Je suffoque, je suis prise de panique, j’ai des picotements autour de la bouche (qui disparaissent par magie quand je prends un verre de vin). Je crois aussi que l’infarctus est proche.

En fait, je relis mon mémoire de maîtrise avant de le remettre. Oui, 92 beaux feuillets. Ce n’est pas l’œuvre de ma vie qu’on me dit. Mais si je mourrais demain, genre, comme ça sans crier gare ou quoique ce soit, ça le serait.

Ce qui explique très certainement ma peur de le terminer et mon envie folle de tout balancer par la fenêtre.

4 réponses pour “Cent fois sur le métier…”

  1. C’est l’oeuvre de cette vie! Tu vas pouvoir la finir et en recommencer une autre!
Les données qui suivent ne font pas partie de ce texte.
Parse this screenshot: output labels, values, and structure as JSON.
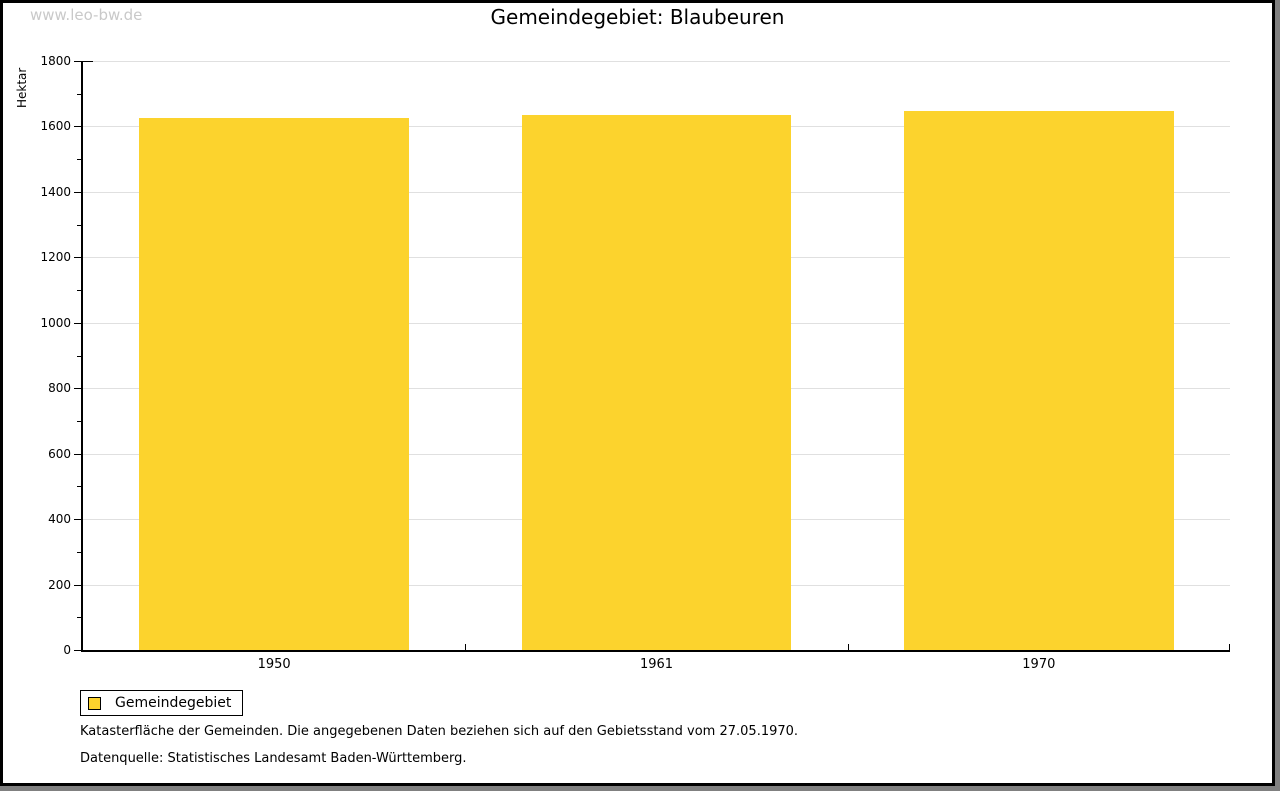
{
  "watermark": "www.leo-bw.de",
  "header": {
    "title": "Gemeindegebiet: Blaubeuren"
  },
  "chart_data": {
    "type": "bar",
    "title": "Gemeindegebiet: Blaubeuren",
    "categories": [
      "1950",
      "1961",
      "1970"
    ],
    "series": [
      {
        "name": "Gemeindegebiet",
        "values": [
          1625,
          1634,
          1648
        ]
      }
    ],
    "xlabel": "",
    "ylabel": "Hektar",
    "ylim": [
      0,
      1800
    ],
    "ytick_step": 200,
    "ytick_minor_step": 100,
    "grid": "horizontal-major",
    "legend_position": "bottom-left",
    "bar_width_fraction": 0.705
  },
  "legend": {
    "items": [
      {
        "label": "Gemeindegebiet",
        "color": "#fcd32d"
      }
    ]
  },
  "footnotes": [
    "Katasterfläche der Gemeinden. Die angegebenen Daten beziehen sich auf den Gebietsstand vom 27.05.1970.",
    "Datenquelle: Statistisches Landesamt Baden-Württemberg."
  ],
  "colors": {
    "bar": "#fcd32d",
    "axis": "#000000",
    "gridline": "#e0e0e0",
    "watermark": "#c9c9c9",
    "shadow": "#808080",
    "background": "#ffffff"
  }
}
Vive les opportunités et les triplex de HOMA…

  2. 3 logements avec un bureau de consultants et une épicerie fine, fumoir et bistro?

  3. Le fils d’un ami de Gio est actuaire investisseur et en ce moment il achète à HOMA, en visant certaines stations de métro précisément (les mêmes que je visais, je suis un genre de génie de la finance si seulement on m’écoutait). Ton plan est hot, as-tu encore fomenté des complots avec Sof?